Weinberg does provide a comparison with Constraint Satisfaction models. It
is intriguing in that she concedes that a verb's frequency of occurrence
as a main verb vs. as a head of a reduced relative may well be the
determining factor underlying processing behaviors observed with classic
garden path sentences like the horse raced past the barn fell. The role of
grammatical constraints, she asserts, is to determine whether reanalysis
is available.

Weinberg's proposal concerning reanalysis is built on the notion of
multiple Spell-Out: reanalysis is available where it is triggered before
Spell-Out has eliminated access to structure. So in the example in (a)
above, there is reanalysis. Where there is no reanalysis we find a garden
path effect, in traditional Late Closure example like (b).

b) Since Jay always jogs a mile seems like a short distance to him.

Here in the absence of punctuation the string since Jay always jogs a mile
is ambiguous, and people show a preference for attaching a mile as the
object of jog. Again for Weinberg, this preference is captured by feature
checking as in example (a), but she further argues that the attachment of
the disambiguating element seems triggers Spell-Out of the initial portion
of the input, so eliminating the structure, preventing re-analysis. It was
not clear to me what she predicts to be the difference in behavioral
indicators (reading times, eye movements) of reanalysis (as in (a)) vs.
garden path (b).

I hope this discussion has indicated that there are a number of worthwhile
papers in the collection. Overall, my disappointment with this book might
be attributed to an expectation for something more instructive than this
collection of essays or a failure to appreciate the distinction between a
theory and a program. But I don't think that my disappointment is
ultimately due to my ignorance, inasmuch as I think my expectations for
the book are fair.

The work should come together better as a collection.
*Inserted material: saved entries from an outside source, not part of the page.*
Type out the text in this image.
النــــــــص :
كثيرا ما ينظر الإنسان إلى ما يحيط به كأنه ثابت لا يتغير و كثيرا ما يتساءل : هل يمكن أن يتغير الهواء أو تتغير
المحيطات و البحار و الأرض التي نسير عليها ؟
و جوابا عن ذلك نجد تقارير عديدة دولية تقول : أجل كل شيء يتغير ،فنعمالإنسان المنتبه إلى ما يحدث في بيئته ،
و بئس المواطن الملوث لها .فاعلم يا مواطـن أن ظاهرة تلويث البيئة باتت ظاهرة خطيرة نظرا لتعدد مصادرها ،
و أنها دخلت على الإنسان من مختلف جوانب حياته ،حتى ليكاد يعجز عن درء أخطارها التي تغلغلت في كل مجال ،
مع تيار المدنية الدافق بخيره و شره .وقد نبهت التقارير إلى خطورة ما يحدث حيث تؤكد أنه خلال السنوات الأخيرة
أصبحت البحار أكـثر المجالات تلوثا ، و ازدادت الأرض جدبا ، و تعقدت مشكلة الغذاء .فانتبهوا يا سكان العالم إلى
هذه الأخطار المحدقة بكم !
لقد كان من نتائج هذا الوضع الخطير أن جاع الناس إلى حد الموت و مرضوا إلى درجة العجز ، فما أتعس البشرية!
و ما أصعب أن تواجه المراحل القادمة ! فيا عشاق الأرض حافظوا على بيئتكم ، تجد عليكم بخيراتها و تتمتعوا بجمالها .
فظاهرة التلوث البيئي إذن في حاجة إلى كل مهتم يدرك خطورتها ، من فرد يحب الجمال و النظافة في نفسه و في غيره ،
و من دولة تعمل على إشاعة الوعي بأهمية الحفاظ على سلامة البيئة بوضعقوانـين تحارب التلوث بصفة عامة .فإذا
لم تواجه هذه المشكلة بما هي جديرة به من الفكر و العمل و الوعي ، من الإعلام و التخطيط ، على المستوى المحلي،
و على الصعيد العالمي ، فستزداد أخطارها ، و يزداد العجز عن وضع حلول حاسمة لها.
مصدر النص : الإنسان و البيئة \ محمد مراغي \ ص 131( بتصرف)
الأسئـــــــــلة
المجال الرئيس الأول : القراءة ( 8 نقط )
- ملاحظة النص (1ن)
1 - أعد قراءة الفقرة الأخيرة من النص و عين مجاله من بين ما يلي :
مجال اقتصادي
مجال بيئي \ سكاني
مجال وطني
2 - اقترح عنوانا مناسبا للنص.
Most of the essays
are nice independent pieces of research, but more needs to be done to fit
them together. A discussion, for instance, of the inconsistencies in the
papers is required: Lasnik argues against reconstruction in A chains,
Hornstein argues against this position. Hornstein deletes movement copies
freely at LF; Nunes deletes them at PF according to formal feature
content. Epstein and Hornstein state that theta roles do not check
features, Weinberg claims they do. Is everyone consistent with Epstein's
reformulation c-command? Is (the often employed) deletion an operation in
MP? Does the system compare multiple derivations from a numeration, or (as
Weinberg asserts) work serially? And finally, does the MP require only
principles operating at the interfaces and reducible to economy conditions
as Uriagereka indicates, or is it a means for critiquing the devices of
actual theories as Freidin suggests? It isn't incumbent upon the editors
to resolve all issues, but it is important to present the points of debate
and do so coherently. In addition, a synopsis of where we are at the end
of this work is necessary: what do the writers agree is conceptually
necessary? What elements have been introduced in eliminating the old,
unnecessary devices? I think deliberation of this sort would give readers
of Working Minimalism a sense that the MP is moving forward rather than
looking backwards.


Robin Schafer is an assistant professor in Linguistics at the University
of Canterbury teaching syntax, morphology and psycholinguistics.